Value Effect Feature
null Treat input as plain text. always
"Html" Strip tags, extract visible text. text-markup
"Markdown" Render to text, drop formatting. text-markup
"Pdf" Extract text from PDF bytes. text-pdf

For "Html"/"Markdown"/"Pdf", the dedicated subroute POST /v1/ingest/text/{tid}/{rid}/preprocess/{html|markdown|pdf} is more efficient — the body is sent raw and parsed once, rather than wrapped in JSON.

security_mode: UtsMode | null

Hardens canonicalization against Unicode-based attacks (homoglyph spoofing, RTLO injection). Values: "Strict", "Lenient", null (off). Requires text-security feature.

Per-algorithm parameters

minhash

{ "algorithm": "minhash", "h": 128, "k": 5 }

h ∈ {64, 128, 256}. Output is h × 8 bytes plus a tiny header.

simhash-tf

{ "algorithm": "simhash-tf", "k": 5 }

64-bit signature. Term frequency–weighted by default.

simhash-idf

{
  "algorithm": "simhash-idf",
  "k": 5,
  "weighting": { "kind": "idf", "idf_table_ref": "english-wikipedia-2024" }
}

idf_table_ref resolves a server-side preloaded IDF table.
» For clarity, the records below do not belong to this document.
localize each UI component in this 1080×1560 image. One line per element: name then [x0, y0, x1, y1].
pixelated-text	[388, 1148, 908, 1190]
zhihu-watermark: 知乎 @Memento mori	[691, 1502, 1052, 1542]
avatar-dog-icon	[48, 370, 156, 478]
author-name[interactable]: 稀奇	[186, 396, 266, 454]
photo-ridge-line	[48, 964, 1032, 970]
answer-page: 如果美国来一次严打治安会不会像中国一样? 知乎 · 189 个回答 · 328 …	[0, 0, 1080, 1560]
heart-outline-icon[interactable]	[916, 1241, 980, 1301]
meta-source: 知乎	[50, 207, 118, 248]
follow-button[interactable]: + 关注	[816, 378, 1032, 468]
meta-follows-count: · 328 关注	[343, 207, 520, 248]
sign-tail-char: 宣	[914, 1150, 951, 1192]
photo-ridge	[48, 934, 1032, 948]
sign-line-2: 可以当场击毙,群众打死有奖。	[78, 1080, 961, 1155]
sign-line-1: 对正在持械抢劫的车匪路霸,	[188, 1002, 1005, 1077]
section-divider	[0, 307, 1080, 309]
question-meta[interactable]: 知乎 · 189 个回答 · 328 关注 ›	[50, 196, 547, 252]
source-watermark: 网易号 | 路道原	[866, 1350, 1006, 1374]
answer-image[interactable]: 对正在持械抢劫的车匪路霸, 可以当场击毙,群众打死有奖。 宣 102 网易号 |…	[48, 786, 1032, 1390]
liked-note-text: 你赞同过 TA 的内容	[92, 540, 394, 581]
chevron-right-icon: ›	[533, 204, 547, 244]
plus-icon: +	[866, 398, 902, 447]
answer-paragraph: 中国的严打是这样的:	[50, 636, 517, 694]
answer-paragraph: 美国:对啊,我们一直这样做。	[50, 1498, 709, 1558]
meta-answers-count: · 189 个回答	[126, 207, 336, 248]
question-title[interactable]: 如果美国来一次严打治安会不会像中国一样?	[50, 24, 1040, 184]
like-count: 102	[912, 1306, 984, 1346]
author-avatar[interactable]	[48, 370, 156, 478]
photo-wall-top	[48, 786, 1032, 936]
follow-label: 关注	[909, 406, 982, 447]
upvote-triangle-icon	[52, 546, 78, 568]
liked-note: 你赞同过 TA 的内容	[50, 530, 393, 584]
Omitting it falls back to TF.

lsh

{ "algorithm": "lsh", "h": 128, "k": 5 }

Returns a banded MinHash suitable for bucket lookup. Internally bands × rows = h; default bands=16, rows=8 for h=128.

tlsh

{ "algorithm": "tlsh" }

Returns the 35-byte TLSH digest. Requires input ≥ 50 bytes; smaller inputs reject with 422. Feature text-tlsh.

semantic-local

{ "algorithm": "semantic-local", "model_id": "all-MiniLM-L6-v2" }

Runs a quantized sentence-transformer on the server. model_id must be one of the preloaded models (see /healthz for the list). Feature text-semantic-local.

semantic-openai

{ "algorithm": "semantic-openai", "model_id": "text-embedding-3-small" }

The server holds the OpenAI key. Latency dominated by the upstream call. Returns the FP32 vector inline. Feature text-semantic-openai.

semantic-voyage

{ "algorithm": "semantic-voyage", "model_id": "voyage-3" }

Feature text-semantic-voyage.

semantic-cohere

{ "algorithm": "semantic-cohere", "model_id": "embed-english-v3.0" }

Feature text-semantic-cohere.

Streaming

POST /v1/ingest/text/{tid}/{rid}/stream accepts NDJSON: one JSON object per line, each { "text": "…" }. The server returns one fingerprint per input. Useful for ingesting a corpus line-at-a-time without round-trips.

Feature text-streaming.

Response shape

Every text route returns the same envelope:

{
  "tenant_id": 17,
  "record_id": "01HZX…",
  "modality": "text",
  "algorithm": "txtfp-minhash-h128-v1",
  "format_version": 1,
  "config_hash": "0x9c1ab40f5fe2c7d3",
  "fingerprint_bytes": 1024,
  "has_embedding": false,
  "embedding_dim": null,
  "model_id": null,
  "metadata_bytes": 0
}

config_hash is the txtfp config_hash(canon, tokenizer_tag, algorithm_tag) — two records with the same config_hash are directly comparable; different config_hash means you must re-fingerprint to compare.